MPM is a lethal cancer with increasing worldwide incidence and resistance to treatment. Despite this dreadful scenario, preclinical research has struggled to identify potential treatments.
“The ‘one more indication’ strategy is not the right approach for Mesothelioma,” say Professors Antonio Giordano and Luciano Mutti from the Sbarro Institute for Cancer Research and Molecular Medicine at Temple University and the Italian Group for Mesothelioma (GIMe), referencing attempts to discover existing drug combinations that may yield an effective treatment. “Drugs with some activities in other tumours have utterly failed in MPM,” they say, “providing evidence we have to rethink what we have been doing so far and start over from a solid biological background.”

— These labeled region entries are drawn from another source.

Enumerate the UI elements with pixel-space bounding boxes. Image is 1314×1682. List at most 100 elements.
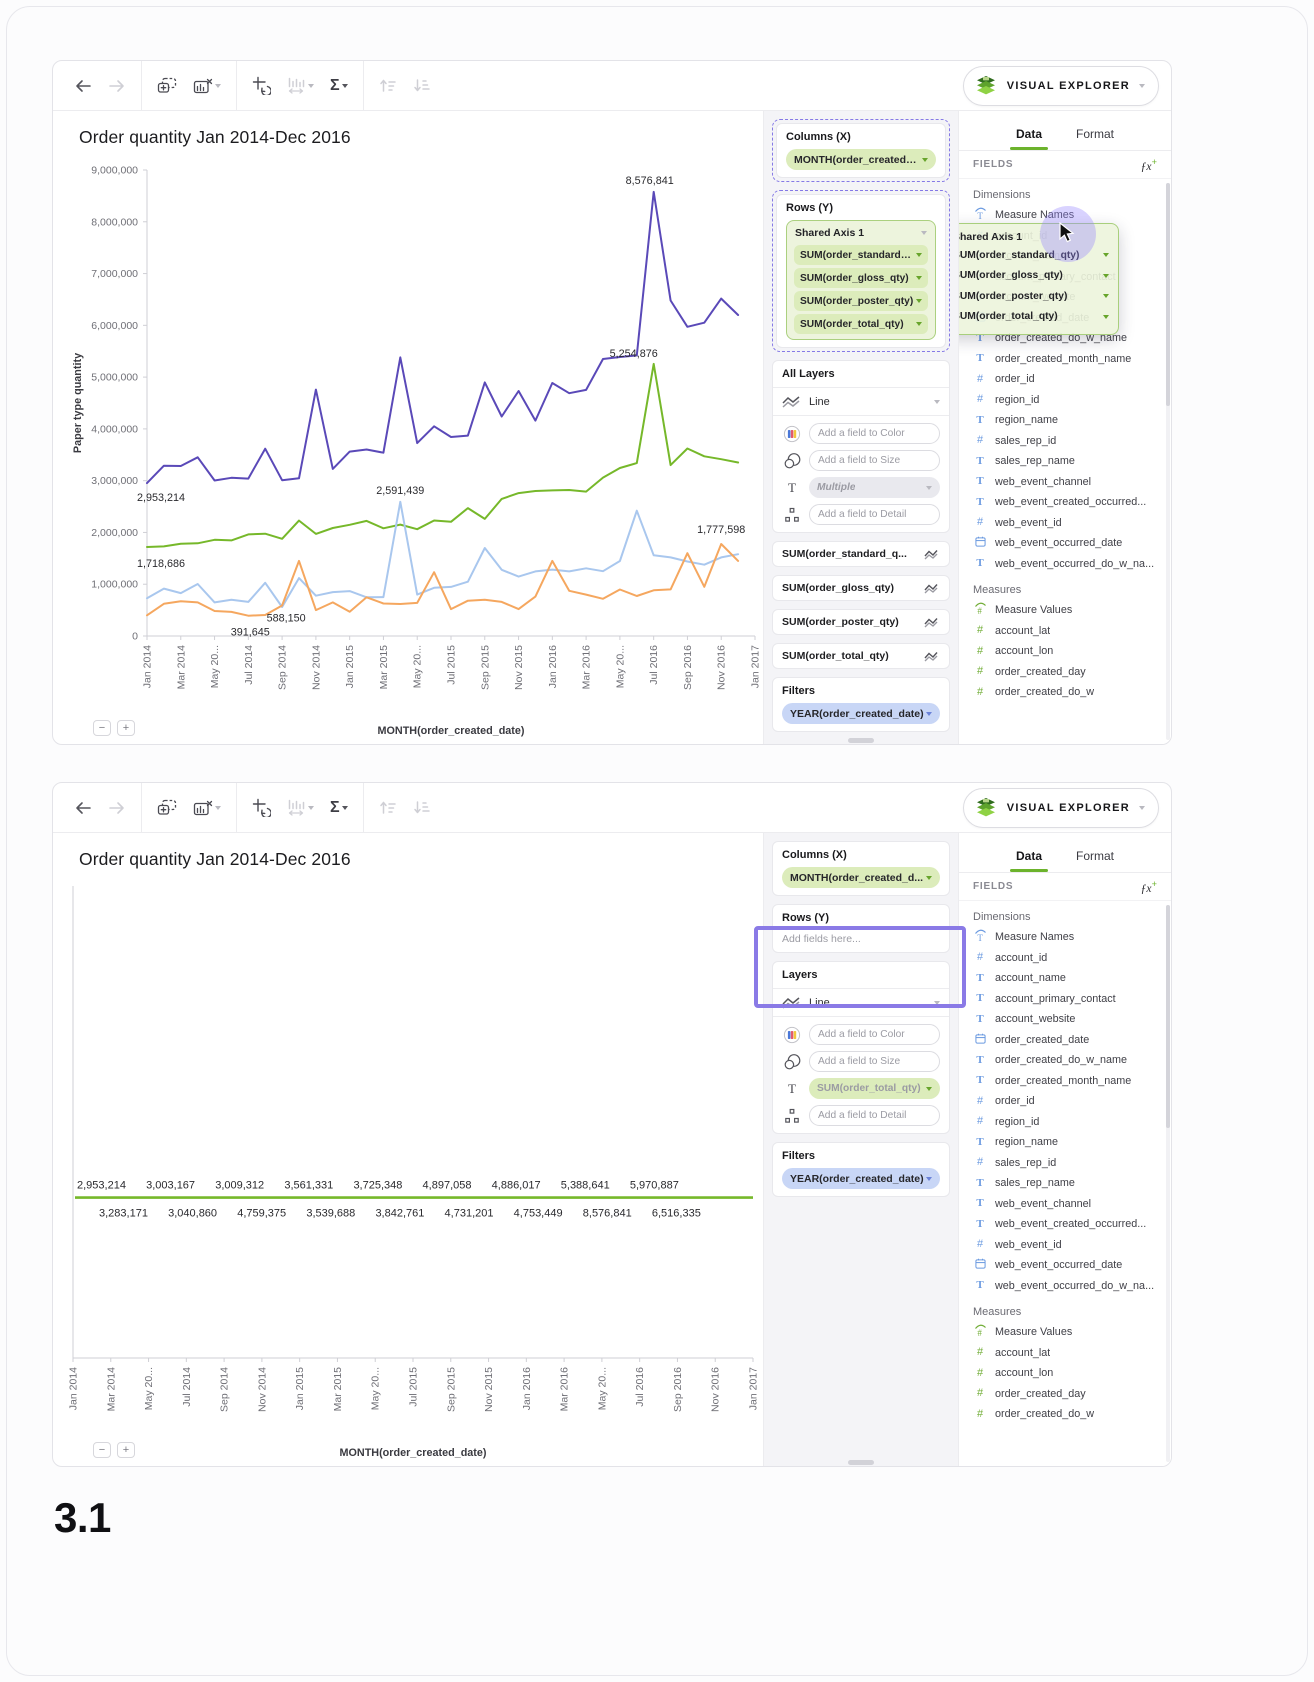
remove-chart-button[interactable] — [188, 74, 226, 98]
field-item[interactable]: Taccount_website — [973, 1009, 1165, 1030]
aggregate-button[interactable]: Σ — [325, 74, 353, 98]
tab-format[interactable]: Format — [1076, 849, 1114, 872]
tab-format[interactable]: Format — [1076, 127, 1114, 150]
sort-descending-button[interactable] — [408, 796, 436, 819]
back-button[interactable] — [69, 797, 97, 819]
field-item[interactable]: #sales_rep_id — [973, 1153, 1165, 1174]
aggregate-button[interactable]: Σ — [325, 796, 353, 820]
size-field-slot[interactable]: Add a field to Size — [809, 450, 940, 471]
text-field-slot[interactable]: SUM(order_total_qty) — [809, 1078, 940, 1099]
visual-explorer-button[interactable]: VISUAL EXPLORER — [963, 788, 1159, 828]
row-field-pill[interactable]: SUM(order_total_qty) — [794, 314, 928, 334]
detail-field-slot[interactable]: Add a field to Detail — [809, 504, 940, 525]
field-item[interactable]: TMeasure Names — [973, 927, 1165, 948]
field-item[interactable]: #order_id — [973, 369, 1165, 390]
field-item[interactable]: Torder_created_month_name — [973, 1071, 1165, 1092]
zoom-in-button[interactable]: + — [117, 1442, 135, 1458]
field-item[interactable]: #account_lon — [973, 641, 1165, 662]
size-field-slot[interactable]: Add a field to Size — [809, 1051, 940, 1072]
row-field-pill[interactable]: SUM(order_poster_qty) — [794, 291, 928, 311]
color-field-slot[interactable]: Add a field to Color — [809, 423, 940, 444]
formula-add-icon[interactable]: ƒx+ — [1141, 157, 1157, 173]
shared-axis-group[interactable]: Shared Axis 1 SUM(order_standard_qty)SUM… — [786, 220, 936, 340]
field-item[interactable]: Taccount_name — [973, 968, 1165, 989]
field-item[interactable]: #order_id — [973, 1091, 1165, 1112]
mark-type-dropdown[interactable]: Line — [782, 996, 940, 1009]
field-item[interactable]: Tsales_rep_name — [973, 451, 1165, 472]
fields-scrollbar[interactable] — [1166, 905, 1170, 1462]
filter-pill[interactable]: YEAR(order_created_date) — [782, 1168, 940, 1189]
sort-descending-button[interactable] — [408, 74, 436, 97]
field-item[interactable]: #order_created_do_w — [973, 682, 1165, 703]
field-item[interactable]: #Measure Values — [973, 600, 1165, 621]
horizontal-scrollbar[interactable] — [848, 738, 874, 743]
zoom-in-button[interactable]: + — [117, 720, 135, 736]
chart-type-button[interactable] — [282, 73, 319, 98]
chart-type-button[interactable] — [282, 795, 319, 820]
field-item[interactable]: #sales_rep_id — [973, 431, 1165, 452]
field-item[interactable]: #region_id — [973, 1112, 1165, 1133]
zoom-out-button[interactable]: − — [93, 720, 111, 736]
detail-field-slot[interactable]: Add a field to Detail — [809, 1105, 940, 1126]
field-item[interactable]: Tweb_event_channel — [973, 1194, 1165, 1215]
filter-pill[interactable]: YEAR(order_created_date) — [782, 703, 940, 724]
layer-item[interactable]: SUM(order_poster_qty) — [772, 609, 950, 635]
color-field-slot[interactable]: Add a field to Color — [809, 1024, 940, 1045]
layer-item[interactable]: SUM(order_total_qty) — [772, 643, 950, 669]
field-item[interactable]: Tsales_rep_name — [973, 1173, 1165, 1194]
sort-ascending-button[interactable] — [374, 74, 402, 97]
field-item[interactable]: Tregion_name — [973, 410, 1165, 431]
back-button[interactable] — [69, 75, 97, 97]
field-item[interactable]: web_event_occurred_date — [973, 1255, 1165, 1276]
rows-placeholder[interactable]: Add fields here... — [782, 933, 940, 945]
duplicate-chart-button[interactable] — [152, 73, 182, 98]
field-item[interactable]: Tweb_event_occurred_do_w_na... — [973, 554, 1165, 575]
field-item[interactable]: #account_lat — [973, 1343, 1165, 1364]
flat-line-chart[interactable]: Jan 2014Mar 2014May 20...Jul 2014Sep 201… — [67, 874, 773, 1467]
swap-axes-button[interactable] — [247, 72, 276, 99]
field-item[interactable]: order_created_date — [973, 1030, 1165, 1051]
formula-add-icon[interactable]: ƒx+ — [1141, 879, 1157, 895]
field-item[interactable]: #account_id — [973, 948, 1165, 969]
tab-data[interactable]: Data — [1016, 127, 1042, 150]
mark-type-dropdown[interactable]: Line — [782, 395, 940, 408]
forward-button[interactable] — [103, 75, 131, 97]
row-field-pill[interactable]: SUM(order_gloss_qty) — [794, 268, 928, 288]
field-item[interactable]: #order_created_day — [973, 662, 1165, 683]
field-item[interactable]: #account_lat — [973, 621, 1165, 642]
layer-item[interactable]: SUM(order_standard_q... — [772, 541, 950, 567]
tab-data[interactable]: Data — [1016, 849, 1042, 872]
text-field-slot[interactable]: Multiple — [809, 477, 940, 498]
horizontal-scrollbar[interactable] — [848, 1460, 874, 1465]
field-item[interactable]: Torder_created_do_w_name — [973, 1050, 1165, 1071]
field-item[interactable]: #region_id — [973, 390, 1165, 411]
field-item[interactable]: Tweb_event_occurred_do_w_na... — [973, 1276, 1165, 1297]
duplicate-chart-button[interactable] — [152, 795, 182, 820]
line-chart[interactable]: 01,000,0002,000,0003,000,0004,000,0005,0… — [67, 152, 773, 745]
field-item[interactable]: Torder_created_month_name — [973, 349, 1165, 370]
zoom-out-button[interactable]: − — [93, 1442, 111, 1458]
field-item[interactable]: #order_created_day — [973, 1384, 1165, 1405]
field-item[interactable]: Taccount_primary_contact — [973, 989, 1165, 1010]
field-item[interactable]: Tweb_event_created_occurred... — [973, 1214, 1165, 1235]
field-item[interactable]: #Measure Values — [973, 1322, 1165, 1343]
visual-explorer-button[interactable]: VISUAL EXPLORER — [963, 66, 1159, 106]
row-field-pill[interactable]: SUM(order_standard_qty) — [794, 245, 928, 265]
field-item[interactable]: Tweb_event_channel — [973, 472, 1165, 493]
layer-item[interactable]: SUM(order_gloss_qty) — [772, 575, 950, 601]
columns-field-pill[interactable]: MONTH(order_created_d... — [786, 149, 936, 170]
fields-scrollbar[interactable] — [1166, 183, 1170, 740]
swap-axes-button[interactable] — [247, 794, 276, 821]
field-item[interactable]: #order_created_do_w — [973, 1404, 1165, 1425]
field-item[interactable]: #web_event_id — [973, 513, 1165, 534]
field-item[interactable]: Tregion_name — [973, 1132, 1165, 1153]
field-item[interactable]: #account_lon — [973, 1363, 1165, 1384]
svg-text:Mar 2014: Mar 2014 — [175, 645, 187, 690]
field-item[interactable]: web_event_occurred_date — [973, 533, 1165, 554]
forward-button[interactable] — [103, 797, 131, 819]
remove-chart-button[interactable] — [188, 796, 226, 820]
field-item[interactable]: Tweb_event_created_occurred... — [973, 492, 1165, 513]
field-item[interactable]: #web_event_id — [973, 1235, 1165, 1256]
columns-field-pill[interactable]: MONTH(order_created_d... — [782, 867, 940, 888]
sort-ascending-button[interactable] — [374, 796, 402, 819]
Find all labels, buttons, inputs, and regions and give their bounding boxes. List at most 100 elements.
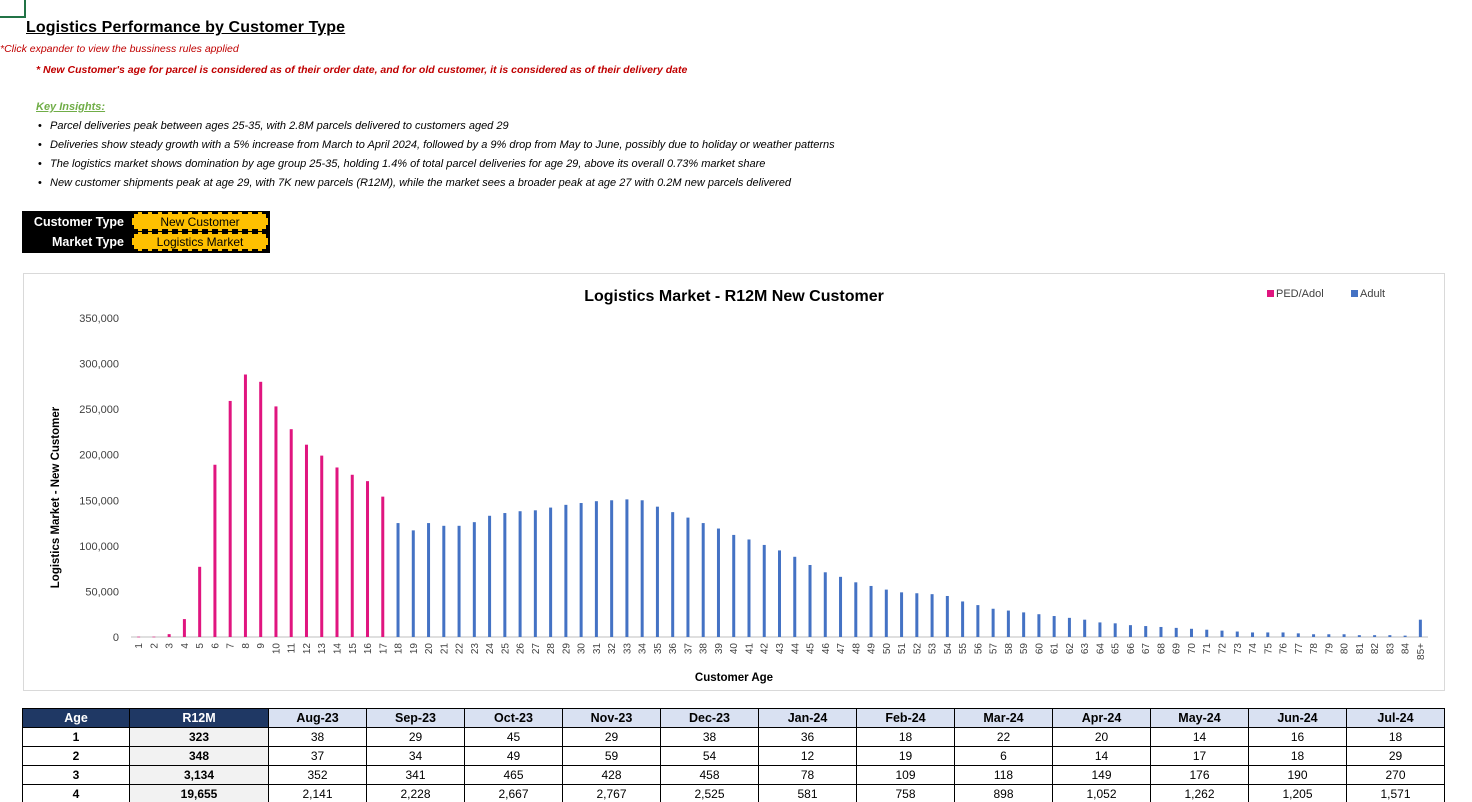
age-distribution-chart[interactable]: Logistics Market - R12M New Customer PED/… <box>23 273 1445 691</box>
bar <box>579 503 583 637</box>
month-cell[interactable]: 16 <box>1248 727 1347 747</box>
active-cell-marker[interactable] <box>0 0 26 18</box>
month-cell[interactable]: 45 <box>464 727 563 747</box>
month-cell[interactable]: 2,767 <box>562 784 661 802</box>
x-tick-label: 45 <box>806 643 817 655</box>
month-cell[interactable]: 29 <box>562 727 661 747</box>
x-tick-label: 84 <box>1401 643 1412 655</box>
column-header[interactable]: Age <box>22 708 130 728</box>
column-header[interactable]: Nov-23 <box>562 708 661 728</box>
column-header[interactable]: Jan-24 <box>758 708 857 728</box>
age-cell[interactable]: 3 <box>22 765 130 785</box>
month-cell[interactable]: 19 <box>856 746 955 766</box>
month-cell[interactable]: 14 <box>1052 746 1151 766</box>
month-cell[interactable]: 18 <box>856 727 955 747</box>
legend-swatch <box>1267 290 1274 297</box>
x-tick-label: 25 <box>500 643 511 655</box>
month-cell[interactable]: 29 <box>366 727 465 747</box>
month-cell[interactable]: 581 <box>758 784 857 802</box>
month-cell[interactable]: 38 <box>268 727 367 747</box>
x-tick-label: 67 <box>1141 643 1152 655</box>
month-cell[interactable]: 14 <box>1150 727 1249 747</box>
month-cell[interactable]: 428 <box>562 765 661 785</box>
column-header[interactable]: Sep-23 <box>366 708 465 728</box>
month-cell[interactable]: 6 <box>954 746 1053 766</box>
month-cell[interactable]: 1,205 <box>1248 784 1347 802</box>
age-cell[interactable]: 1 <box>22 727 130 747</box>
x-tick-label: 83 <box>1385 643 1396 655</box>
month-cell[interactable]: 118 <box>954 765 1053 785</box>
month-cell[interactable]: 2,141 <box>268 784 367 802</box>
column-header[interactable]: Oct-23 <box>464 708 563 728</box>
month-cell[interactable]: 78 <box>758 765 857 785</box>
month-cell[interactable]: 1,262 <box>1150 784 1249 802</box>
customer-type-dropdown[interactable]: New Customer <box>132 212 268 231</box>
column-header[interactable]: May-24 <box>1150 708 1249 728</box>
y-tick-label: 150,000 <box>79 495 119 507</box>
month-cell[interactable]: 758 <box>856 784 955 802</box>
month-cell[interactable]: 2,525 <box>660 784 759 802</box>
key-insights-heading: Key Insights: <box>36 101 106 113</box>
column-header[interactable]: Jul-24 <box>1346 708 1445 728</box>
month-cell[interactable]: 109 <box>856 765 955 785</box>
bar <box>701 523 705 637</box>
r12m-cell[interactable]: 19,655 <box>129 784 269 802</box>
age-cell[interactable]: 2 <box>22 746 130 766</box>
x-tick-label: 3 <box>165 643 176 649</box>
column-header[interactable]: Dec-23 <box>660 708 759 728</box>
age-cell[interactable]: 4 <box>22 784 130 802</box>
x-tick-label: 19 <box>409 643 420 655</box>
r12m-cell[interactable]: 348 <box>129 746 269 766</box>
month-cell[interactable]: 176 <box>1150 765 1249 785</box>
month-cell[interactable]: 17 <box>1150 746 1249 766</box>
column-header[interactable]: Apr-24 <box>1052 708 1151 728</box>
month-cell[interactable]: 352 <box>268 765 367 785</box>
month-cell[interactable]: 1,052 <box>1052 784 1151 802</box>
table-header-row: Age R12M Aug-23 Sep-23 Oct-23 Nov-23 Dec… <box>22 708 1445 728</box>
column-header[interactable]: R12M <box>129 708 269 728</box>
x-tick-label: 51 <box>897 643 908 655</box>
month-cell[interactable]: 12 <box>758 746 857 766</box>
bar <box>854 582 858 637</box>
x-tick-label: 71 <box>1202 643 1213 655</box>
month-cell[interactable]: 2,667 <box>464 784 563 802</box>
column-header[interactable]: Mar-24 <box>954 708 1053 728</box>
month-cell[interactable]: 54 <box>660 746 759 766</box>
month-cell[interactable]: 149 <box>1052 765 1151 785</box>
month-cell[interactable]: 465 <box>464 765 563 785</box>
month-cell[interactable]: 898 <box>954 784 1053 802</box>
month-cell[interactable]: 59 <box>562 746 661 766</box>
month-cell[interactable]: 270 <box>1346 765 1445 785</box>
x-tick-label: 6 <box>210 643 221 649</box>
market-type-dropdown[interactable]: Logistics Market <box>132 232 268 251</box>
month-cell[interactable]: 1,571 <box>1346 784 1445 802</box>
month-cell[interactable]: 36 <box>758 727 857 747</box>
month-cell[interactable]: 2,228 <box>366 784 465 802</box>
month-cell[interactable]: 20 <box>1052 727 1151 747</box>
r12m-cell[interactable]: 323 <box>129 727 269 747</box>
month-cell[interactable]: 38 <box>660 727 759 747</box>
r12m-cell[interactable]: 3,134 <box>129 765 269 785</box>
bar <box>366 481 370 637</box>
insight-item: • The logistics market shows domination b… <box>38 158 766 170</box>
expander-note[interactable]: *Click expander to view the bussiness ru… <box>0 43 239 55</box>
month-cell[interactable]: 29 <box>1346 746 1445 766</box>
bar <box>137 636 141 638</box>
month-cell[interactable]: 34 <box>366 746 465 766</box>
x-tick-label: 63 <box>1080 643 1091 655</box>
month-cell[interactable]: 18 <box>1346 727 1445 747</box>
x-tick-label: 39 <box>714 643 725 655</box>
month-cell[interactable]: 49 <box>464 746 563 766</box>
month-cell[interactable]: 458 <box>660 765 759 785</box>
column-header[interactable]: Feb-24 <box>856 708 955 728</box>
month-cell[interactable]: 37 <box>268 746 367 766</box>
column-header[interactable]: Jun-24 <box>1248 708 1347 728</box>
insight-item: • Deliveries show steady growth with a 5%… <box>38 139 835 151</box>
column-header[interactable]: Aug-23 <box>268 708 367 728</box>
bar <box>610 500 614 637</box>
y-axis-title: Logistics Market - New Customer <box>50 406 62 588</box>
month-cell[interactable]: 190 <box>1248 765 1347 785</box>
month-cell[interactable]: 341 <box>366 765 465 785</box>
month-cell[interactable]: 18 <box>1248 746 1347 766</box>
month-cell[interactable]: 22 <box>954 727 1053 747</box>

Researchers published their findings this month in Cancer Research, in the study titled A polysome-based microRNA screen identifies miR-24-3p as a novel pro-migratory miRNA in mesothelioma.
MicroRNAs (miRNAs) are small, non-coding RNA molecules, which target genes and regulate gene expression and function. Abnormal expression of miRNA plays a relevant role in cancer biology and they are therefore a potential target for the development of innovative cures.
“We have identified a novel approach for identifying relevant miRNA in cancer biology,” Professor Biffo of the National Institute of Molecular Genetics in Milan explains. “By examining the polyribosomes where translation occurs, this ‘focused’ search has allowed us to identify that miR-24-3p (a particular miRna) expression is relevant to cancer progression and metastasis.”
Biffo, in collaboration with the Sbarro Institute for Cancer Research and Molecular Medicine at Temple University, University of Siena, Columbus University, Leicester University, and supported by GIMe, has conducted a research program that has made significant steps forward in the fight against MPM.
“The first take home message for us is, ‘hunt where the ducks are,’” the authors say. “High levels of miR24-3p are detected only where they exert their biological effects (the polyribosomes), and increase tumour cell migration and Mesotheliomia progression via an enzyme family called Rho Kinase. These enzymes can be inhibited by specific drugs. Now it is time to translate our research into a pharmaceutical solution to develop this potential therapy,” the authors conclude.